On June 3, 1968, artist, and film director Andy Warhol (1928-1987) was shot and severely wounded as he talked on the telephone in his office located at 33 Union Square West in Manhattan. He was rushed to the hospital and declared clinically dead by doctors before being resuscitated. He underwent grueling surgeries that left a myriad of scars across his torso and required him to wear a surgical corset for the remainder of his life. Hours after the shooting, a young woman walked up to a police officer in Times Square, handed over her weapons and confessed to shooting Warhol. She was arrested and booked for the crime. The public soon learned the name of Valerie Solanas (1936-1988). Today she is best remembered as the woman who shot Andy Warhol. Her actions were horrific and nearly took Warhol’s life, however her story is not as widely known. Breanne Fahs decided to change that and find out the truth about Solanas’ turbulent life. This biography explores the life of Solanas, her relevance to the radical feminist movement and her descent into anarchy after shooting one of the biggest pop icons in history.
I must point out that the book is not heavily focused on the Warhol shooting or on the artist himself. Readers who are learning about Warhol for the first time will find a wealth of information in Bob Colacello’s “Holy Terror: Andy Warhol Close Up“. There, Colacello does discuss the shooting and its aftermath but also provides an invaluable glimpse into the private side of Warhol. The author here discusses the shooting as expected but does not let it consume the book. In fact, the shooting is only part of the story, and we quickly learn that Solanas’ life was more chaotic and mysterious than one might expect. It is all on display here. Readers who are fans of Warhol may find this book difficult to read and wonder why anyone cares about her life. I struggled with this question too but decided to read the book and learn who she was and what propelled her to commit such a heinous crime. I received more than I bargained for.

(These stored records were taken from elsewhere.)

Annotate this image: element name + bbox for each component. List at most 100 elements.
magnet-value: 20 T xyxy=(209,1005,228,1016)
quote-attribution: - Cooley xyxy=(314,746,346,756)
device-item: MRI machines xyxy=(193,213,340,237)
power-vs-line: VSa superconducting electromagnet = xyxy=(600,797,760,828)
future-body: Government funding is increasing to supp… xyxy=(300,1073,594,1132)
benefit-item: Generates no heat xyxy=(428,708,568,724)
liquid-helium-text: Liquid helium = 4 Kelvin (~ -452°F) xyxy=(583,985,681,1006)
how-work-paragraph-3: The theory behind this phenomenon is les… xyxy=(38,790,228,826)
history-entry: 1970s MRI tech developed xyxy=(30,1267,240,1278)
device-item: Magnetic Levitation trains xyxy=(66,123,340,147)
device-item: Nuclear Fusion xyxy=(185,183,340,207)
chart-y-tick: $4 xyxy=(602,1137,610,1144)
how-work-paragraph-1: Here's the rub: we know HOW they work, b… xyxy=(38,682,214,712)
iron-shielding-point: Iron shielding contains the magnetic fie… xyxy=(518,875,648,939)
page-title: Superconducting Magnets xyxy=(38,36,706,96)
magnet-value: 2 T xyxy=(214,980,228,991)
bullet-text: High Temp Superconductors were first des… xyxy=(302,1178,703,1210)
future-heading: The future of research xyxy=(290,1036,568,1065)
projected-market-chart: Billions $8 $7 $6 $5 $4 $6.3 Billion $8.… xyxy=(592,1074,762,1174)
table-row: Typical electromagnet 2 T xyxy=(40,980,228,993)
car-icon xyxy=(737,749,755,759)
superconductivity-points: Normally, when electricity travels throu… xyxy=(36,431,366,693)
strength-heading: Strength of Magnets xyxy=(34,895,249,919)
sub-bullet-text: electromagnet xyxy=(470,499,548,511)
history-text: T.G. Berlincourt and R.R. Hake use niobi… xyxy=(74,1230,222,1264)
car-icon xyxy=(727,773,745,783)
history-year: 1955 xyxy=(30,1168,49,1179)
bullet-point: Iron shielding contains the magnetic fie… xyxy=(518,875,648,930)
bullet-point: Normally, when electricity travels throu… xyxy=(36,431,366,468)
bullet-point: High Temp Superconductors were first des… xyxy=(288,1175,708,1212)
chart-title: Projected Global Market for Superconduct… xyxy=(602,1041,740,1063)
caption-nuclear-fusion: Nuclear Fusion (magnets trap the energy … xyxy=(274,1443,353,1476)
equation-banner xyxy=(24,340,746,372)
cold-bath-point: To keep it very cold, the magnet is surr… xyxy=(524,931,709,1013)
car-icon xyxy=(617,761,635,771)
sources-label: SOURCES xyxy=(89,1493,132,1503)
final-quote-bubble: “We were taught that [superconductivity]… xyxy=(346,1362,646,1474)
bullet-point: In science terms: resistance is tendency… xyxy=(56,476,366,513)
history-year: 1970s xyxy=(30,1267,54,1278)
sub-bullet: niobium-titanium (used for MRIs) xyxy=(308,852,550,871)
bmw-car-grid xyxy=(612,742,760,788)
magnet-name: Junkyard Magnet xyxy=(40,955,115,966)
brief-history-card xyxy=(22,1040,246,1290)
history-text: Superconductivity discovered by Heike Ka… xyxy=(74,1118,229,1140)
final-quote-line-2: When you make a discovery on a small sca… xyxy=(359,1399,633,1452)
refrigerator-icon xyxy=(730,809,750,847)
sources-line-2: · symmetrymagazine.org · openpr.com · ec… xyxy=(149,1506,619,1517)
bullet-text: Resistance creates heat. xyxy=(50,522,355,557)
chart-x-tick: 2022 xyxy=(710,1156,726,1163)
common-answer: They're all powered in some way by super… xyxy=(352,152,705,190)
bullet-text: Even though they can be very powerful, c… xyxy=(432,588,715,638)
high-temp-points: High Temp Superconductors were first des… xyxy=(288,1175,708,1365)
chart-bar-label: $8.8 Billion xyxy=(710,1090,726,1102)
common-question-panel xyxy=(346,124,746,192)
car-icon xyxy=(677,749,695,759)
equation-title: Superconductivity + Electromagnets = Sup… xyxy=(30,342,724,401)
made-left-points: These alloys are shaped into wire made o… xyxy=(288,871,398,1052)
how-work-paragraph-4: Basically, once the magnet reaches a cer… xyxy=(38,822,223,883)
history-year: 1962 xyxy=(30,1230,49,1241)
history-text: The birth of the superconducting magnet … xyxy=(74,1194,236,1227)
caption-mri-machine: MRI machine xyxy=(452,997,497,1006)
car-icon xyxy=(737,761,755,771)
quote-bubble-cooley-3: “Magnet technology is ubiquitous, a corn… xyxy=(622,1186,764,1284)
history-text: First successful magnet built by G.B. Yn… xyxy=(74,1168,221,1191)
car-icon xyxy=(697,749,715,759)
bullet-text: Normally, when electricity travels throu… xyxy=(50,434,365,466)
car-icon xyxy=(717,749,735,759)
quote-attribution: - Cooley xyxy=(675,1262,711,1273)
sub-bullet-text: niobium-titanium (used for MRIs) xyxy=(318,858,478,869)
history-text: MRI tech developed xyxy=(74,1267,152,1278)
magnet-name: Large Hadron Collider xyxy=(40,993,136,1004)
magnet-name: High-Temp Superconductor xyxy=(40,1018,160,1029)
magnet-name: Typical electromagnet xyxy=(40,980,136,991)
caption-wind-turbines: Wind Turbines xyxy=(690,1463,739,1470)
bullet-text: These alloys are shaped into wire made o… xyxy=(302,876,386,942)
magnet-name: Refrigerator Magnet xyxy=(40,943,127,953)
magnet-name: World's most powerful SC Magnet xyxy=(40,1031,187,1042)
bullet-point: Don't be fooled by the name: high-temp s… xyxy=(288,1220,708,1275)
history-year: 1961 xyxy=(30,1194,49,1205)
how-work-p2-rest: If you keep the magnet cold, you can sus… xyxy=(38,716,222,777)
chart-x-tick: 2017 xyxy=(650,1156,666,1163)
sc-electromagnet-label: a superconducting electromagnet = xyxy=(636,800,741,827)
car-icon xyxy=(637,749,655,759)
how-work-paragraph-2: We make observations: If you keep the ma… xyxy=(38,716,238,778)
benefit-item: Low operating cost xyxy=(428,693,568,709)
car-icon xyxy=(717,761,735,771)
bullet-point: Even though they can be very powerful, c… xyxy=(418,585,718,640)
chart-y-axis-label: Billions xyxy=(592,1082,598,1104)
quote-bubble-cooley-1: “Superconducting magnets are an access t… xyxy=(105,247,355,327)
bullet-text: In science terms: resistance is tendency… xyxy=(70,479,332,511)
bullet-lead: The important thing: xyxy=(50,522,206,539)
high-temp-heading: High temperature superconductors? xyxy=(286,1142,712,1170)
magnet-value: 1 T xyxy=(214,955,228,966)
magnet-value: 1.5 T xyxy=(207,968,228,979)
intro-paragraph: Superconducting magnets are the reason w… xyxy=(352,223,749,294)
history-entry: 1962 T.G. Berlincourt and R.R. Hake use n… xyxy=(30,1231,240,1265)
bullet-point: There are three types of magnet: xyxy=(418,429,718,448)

Valerie Solanas is tragedy herself and I could not find one word to describe her. Her mental state is both well-known and well-documented but surprisingly she was also a college graduate and known to be highly intelligent. It has been said that there is a fine line between genius and insanity. Her belief in radical feminism is also on display and culminates with the publication of the SCUM manifesto. The Society for Cutting up Men (SCUM) became Solanas’ crown jewel and part of her legacy. But her statements about the male species and desire for an all-female society have all the markings of fanaticism. And while she was moving forward with her manifesto, she was also coming apart at the seams, beginning a downward spiral that led her to shoot Warhol. Following her arrest, the need arose for legal counsel, yet her crime was so horrific that even hardened feminists second guessed supporting her and Valerie soon found herself persona non grata within the movement she believed in. The struggle over the moral issues at play are discussed in the book and readers may find themselves angered by the support that Solanas did receive. As my dad has always said “the 60s were a crazy time”.
I found myself saddened and surprised at what Fahs discovered regarding Solanas’ early life. Clues to her actions as an adult are in abundance and no one should have been surprised that she committed an act of violence. Years after shooting Warhol, she gained her freedom but would never have a normal life. And what we witness in the story, is the dark side to mental illness. I warn readers that her final descent into mental instability is disheartening. And her final days in San Francisco, California serve as the final curtain on a performance that was horrific and earth shattering.
Despite her brilliance, Valerie ensured that her legacy would be the attempted murderer of Andy Warhol. She was a gifted writer and aspiring filmmaker, but she could not overcome her demons and the mental illness that prevented her from living a stable and productive life. In fifty-two years, she authored a book, worked with a pop-culture icon, and even became a mother of two. Her adult years would be consumed by a nomadic lifestyle in and out of homelessness. However, she managed to keep moving until time was no longer on her side. To this day, Andy Warhol is a topic of conversation, and his art remains on display in Manhattan galleries. But if we discuss Warhol, we also must discuss Valerie Solanas. Thirty-three years have passed since her death, yet her actions and writings will live forever in infamy but also as part of American history. This is the definitive account of Valerie Solanas’ life and a time in America when social change was taking the United States into unchartered waters.
“Valerie’s truth was lost to the world of mental health diagnoses, treatment, imprisonment, abuse, and ultimately, descent into the intensifying paralysis of paranoia and self-destruction.”